“Rethinking how we obtain, use, reuse and optimise the world’s resources is the right path at the right time. This is how the next revolution begins.”Stefan Ranstrand, President and CEO, TOMRA Group
The war on plastics truly commenced in 2018 and we expect it to rage just as hard in 2019, creating both opportunities and risks for investors.
Impax has been investing in the transition to a more sustainable global economy for more than two decades now. During that time, we have witnessed a handful of moments where public opinion, technology, economics and external pressures combined to prompt swift policy responses around the globe. And yet we have never seen anything quite like 2018’s response to plastic pollution by policy makers.
EU leads the way
The EU led the way here and the strength of the policy response we saw in 2018 was extraordinary. The European Strategy for plastics in a Circular Economy, adopted in January 2018, was designed to change the way plastic products are designed, used, produced and recycled in the EU. This was followed in October with the EU announcing it was setting out “tough new restrictions on single-use plastic products”. The new rules ban the use of certain throwaway plastic products where alternatives exist, and specific measures will be introduced to reduce the use of the most frequently littered plastic products, particularly those found washed up on beaches. This included items like disposable plastic plates and cutlery, plastic straws and cotton swabs. Bans are to apply from 2021, with 90% of plastic bottles to be recycled by 2025. It was particularly encouraging to see that the EU was clear that alternatives to plastic needed to be sustainable. This was not to be a case of replacing one concern with an alternative that, in time, would prove equally problematic in another way. We are already seeing increased interest in solution providers from investors and expect this trend to continue, with some clear winners, like reverse vending equipment manufacturers, water dispenser companies and fibre based packaging alternatives, already evident.
A rubbish problem is beginning to pile up
Of course, the elephant in the room here is China.
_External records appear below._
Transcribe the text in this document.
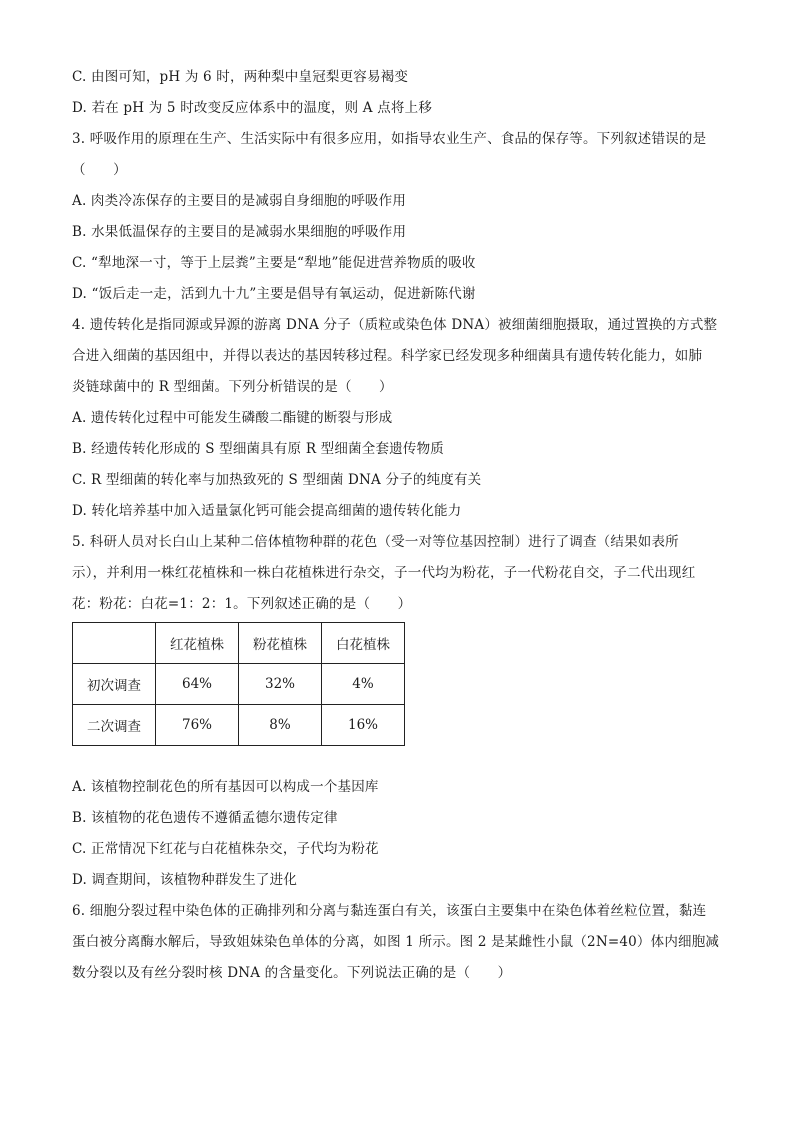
C. 由图可知，pH 为 6 时，两种梨中皇冠梨更容易褐变
D. 若在 pH 为 5 时改变反应体系中的温度，则 A 点将上移
3. 呼吸作用的原理在生产、生活实际中有很多应用，如指导农业生产、食品的保存等。下列叙述错误的是
（　　）
A. 肉类冷冻保存的主要目的是减弱自身细胞的呼吸作用
B. 水果低温保存的主要目的是减弱水果细胞的呼吸作用
C. “犁地深一寸，等于上层粪”主要是“犁地”能促进营养物质的吸收
D. “饭后走一走，活到九十九”主要是倡导有氧运动，促进新陈代谢
4. 遗传转化是指同源或异源的游离 DNA 分子（质粒或染色体 DNA）被细菌细胞摄取，通过置换的方式整
合进入细菌的基因组中，并得以表达的基因转移过程。科学家已经发现多种细菌具有遗传转化能力，如肺
炎链球菌中的 R 型细菌。下列分析错误的是（　　）
A. 遗传转化过程中可能发生磷酸二酯键的断裂与形成
B. 经遗传转化形成的 S 型细菌具有原 R 型细菌全套遗传物质
C. R 型细菌的转化率与加热致死的 S 型细菌 DNA 分子的纯度有关
D. 转化培养基中加入适量氯化钙可能会提高细菌的遗传转化能力
5. 科研人员对长白山上某种二倍体植物种群的花色（受一对等位基因控制）进行了调查（结果如表所
示），并利用一株红花植株和一株白花植株进行杂交，子一代均为粉花，子一代粉花自交，子二代出现红
花：粉花：白花=1：2：1。下列叙述正确的是（　　）
	红花植株	粉花植株	白花植株
初次调查	64%	32%	4%
二次调查	76%	8%	16%
A. 该植物控制花色的所有基因可以构成一个基因库
B. 该植物的花色遗传不遵循孟德尔遗传定律
C. 正常情况下红花与白花植株杂交，子代均为粉花
D. 调查期间，该植物种群发生了进化
6. 细胞分裂过程中染色体的正确排列和分离与黏连蛋白有关，该蛋白主要集中在染色体着丝粒位置，黏连
蛋白被分离酶水解后，导致姐妹染色单体的分离，如图 1 所示。图 2 是某雌性小鼠（2N=40）体内细胞减
数分裂以及有丝分裂时核 DNA 的含量变化。下列说法正确的是（　　）
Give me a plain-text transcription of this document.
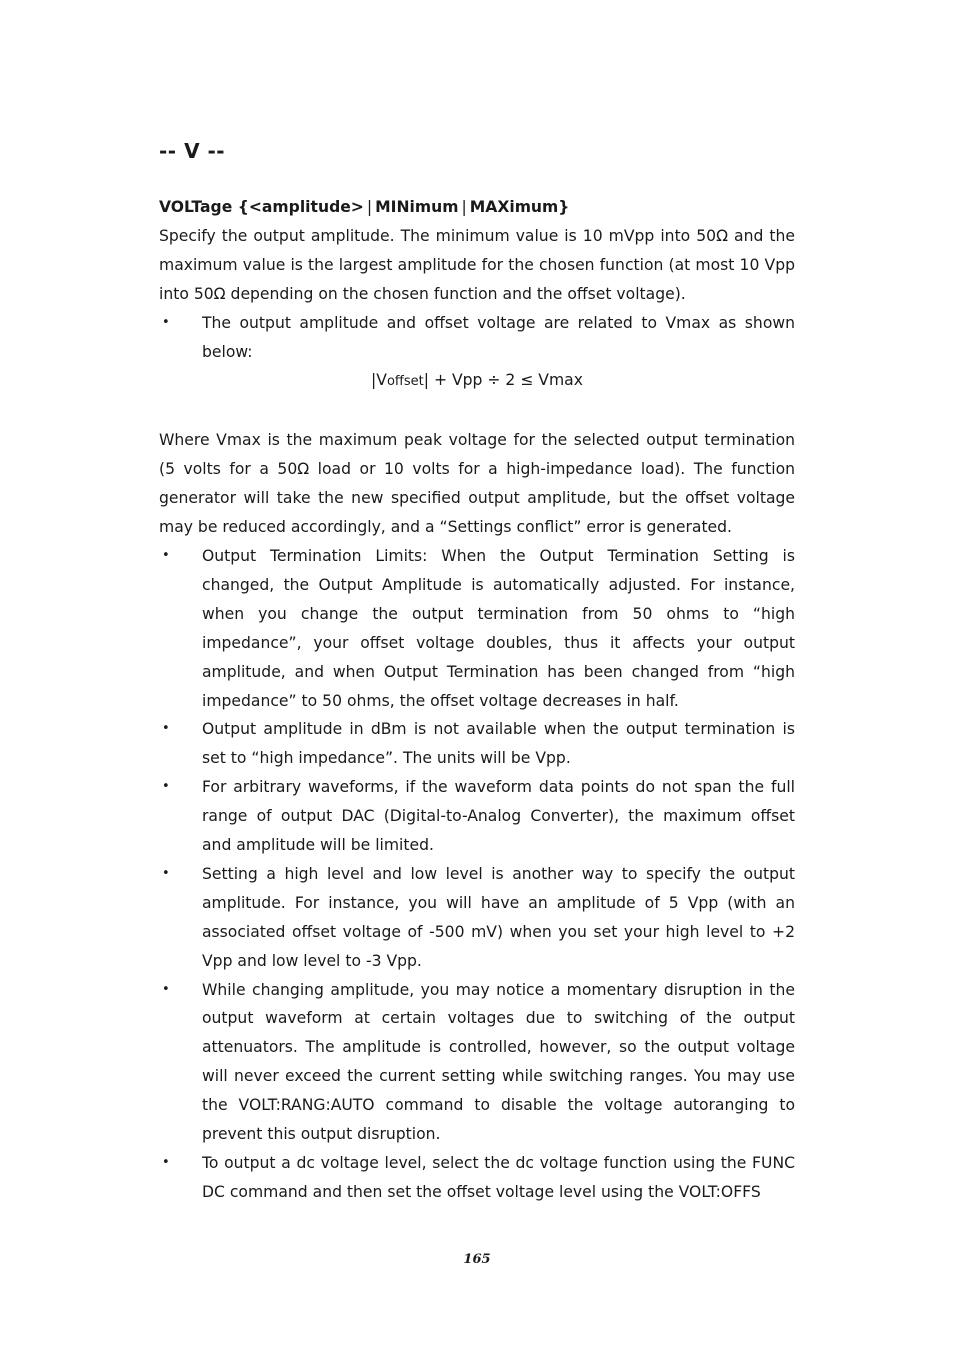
-- V --

VOLTage {<amplitude> | MINimum | MAXimum}

Specify the output amplitude. The minimum value is 10 mVpp into 50Ω and the maximum value is the largest amplitude for the chosen function (at most 10 Vpp into 50Ω depending on the chosen function and the offset voltage).

• The output amplitude and offset voltage are related to Vmax as shown below:

|Voffset| + Vpp ÷ 2 ≤ Vmax

Where Vmax is the maximum peak voltage for the selected output termination (5 volts for a 50Ω load or 10 volts for a high-impedance load). The function generator will take the new specified output amplitude, but the offset voltage may be reduced accordingly, and a “Settings conflict” error is generated.

• Output Termination Limits: When the Output Termination Setting is changed, the Output Amplitude is automatically adjusted. For instance, when you change the output termination from 50 ohms to “high impedance”, your offset voltage doubles, thus it affects your output amplitude, and when Output Termination has been changed from “high impedance” to 50 ohms, the offset voltage decreases in half.
• Output amplitude in dBm is not available when the output termination is set to “high impedance”. The units will be Vpp.
• For arbitrary waveforms, if the waveform data points do not span the full range of output DAC (Digital-to-Analog Converter), the maximum offset and amplitude will be limited.
• Setting a high level and low level is another way to specify the output amplitude. For instance, you will have an amplitude of 5 Vpp (with an associated offset voltage of -500 mV) when you set your high level to +2 Vpp and low level to -3 Vpp.
• While changing amplitude, you may notice a momentary disruption in the output waveform at certain voltages due to switching of the output attenuators. The amplitude is controlled, however, so the output voltage will never exceed the current setting while switching ranges. You may use the VOLT:RANG:AUTO command to disable the voltage autoranging to prevent this output disruption.
• To output a dc voltage level, select the dc voltage function using the FUNC DC command and then set the offset voltage level using the VOLT:OFFS
165
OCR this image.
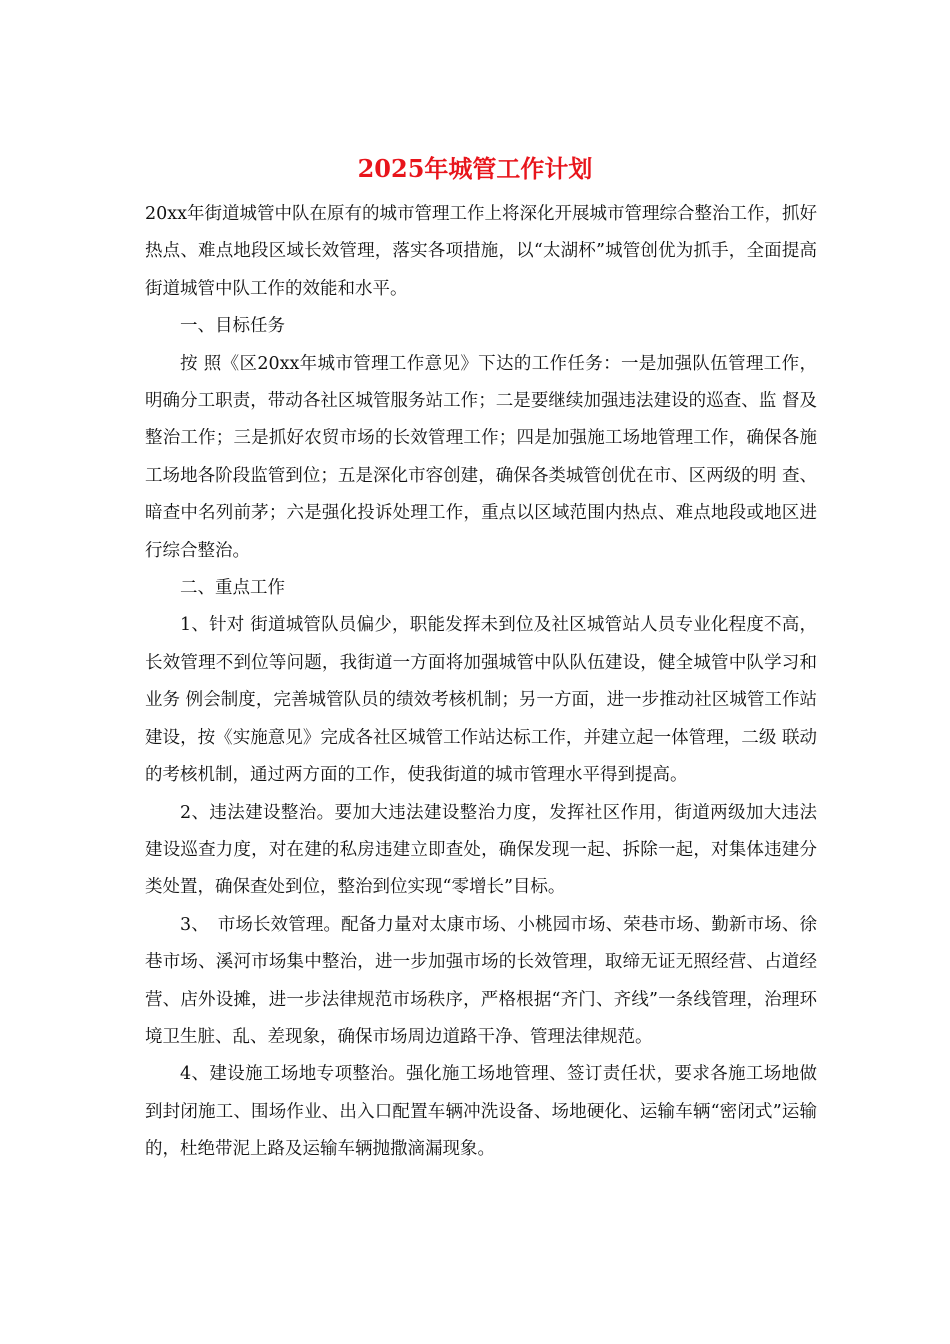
2025年城管工作计划

20xx年街道城管中队在原有的城市管理工作上将深化开展城市管理综合整治工作，抓好热点、难点地段区域长效管理，落实各项措施，以“太湖杯”城管创优为抓手，全面提高街道城管中队工作的效能和水平。

一、目标任务

按 照《区20xx年城市管理工作意见》下达的工作任务：一是加强队伍管理工作，明确分工职责，带动各社区城管服务站工作；二是要继续加强违法建设的巡查、监 督及整治工作；三是抓好农贸市场的长效管理工作；四是加强施工场地管理工作，确保各施工场地各阶段监管到位；五是深化市容创建，确保各类城管创优在市、区两级的明 查、暗查中名列前茅；六是强化投诉处理工作，重点以区域范围内热点、难点地段或地区进行综合整治。

二、重点工作

1、针对 街道城管队员偏少，职能发挥未到位及社区城管站人员专业化程度不高，长效管理不到位等问题，我街道一方面将加强城管中队队伍建设，健全城管中队学习和业务 例会制度，完善城管队员的绩效考核机制；另一方面，进一步推动社区城管工作站建设，按《实施意见》完成各社区城管工作站达标工作，并建立起一体管理，二级 联动的考核机制，通过两方面的工作，使我街道的城市管理水平得到提高。

2、违法建设整治。要加大违法建设整治力度，发挥社区作用，街道两级加大违法建设巡查力度，对在建的私房违建立即查处，确保发现一起、拆除一起，对集体违建分类处置，确保查处到位，整治到位实现“零增长”目标。

3、　市场长效管理。配备力量对太康市场、小桃园市场、荣巷市场、勤新市场、徐巷市场、溪河市场集中整治，进一步加强市场的长效管理，取缔无证无照经营、占道经 营、店外设摊，进一步法律规范市场秩序，严格根据“齐门、齐线”一条线管理，治理环境卫生脏、乱、差现象，确保市场周边道路干净、管理法律规范。

4、建设施工场地专项整治。强化施工场地管理、签订责任状，要求各施工场地做到封闭施工、围场作业、出入口配置车辆冲洗设备、场地硬化、运输车辆“密闭式”运输的，杜绝带泥上路及运输车辆抛撒滴漏现象。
Since China declared it would no longer take the world’s rubbish, more than 50% of the paper and plastic and other ‘recyclable’ waste from all around the globe needs to be dealt with. This has largely meant that these materials are piling up in the areas and regions that once recycled by shipping waste materials elsewhere. The unfortunate side-effect has been that the disruption caused to the global recycling market resulted in a temporary correction in recyclate prices. In the past this has meant landfill or incineration, but policy makers are keen to cut down on this sort of response. The question is who will pay for it?
It is looking like it is time to share waste responsibility
We expect more answers in 2019 and if other regions follow the UK’s example (as set out in the UK Waste Strategy in December 2018, with a stated intention to tax plastic manufacturers not using at least 30% of recycled content in packaging and a plan for a deposit scheme in 2023), the answer is likely to be a spread of responsibility. To date, focus has been on tax payers for the ‘clean up’. In 2019 we think more attention will be paid by policy makers to the full ‘plastic chain’ – manufacturers, service and goods providers, consumers and public entities. There is both risk and opportunity in this for investors. Taxation can facilitate change, but if companies can’t pass costs on to customers, it will have a negative impact. Of course, for solution providers taxation could create an increase in opportunities and, in turn, investor interest.
So, what else are we expecting in 2019? We are very interested in bottle deposit schemes and how policy makers move from intention to application, particularly in the UK and France. We are also interested in the detail on the ‘phase out’ for single use plastics from the EU. Whilst the EU’s response in 2018 was most noteworthy it wasn’t alone. A UN Plastic ban was signed by nearly 200 countries and there were significant rumblings suggesting a move in the right direction from India too. In 2019 we will be looking for more from Asia and China in particular.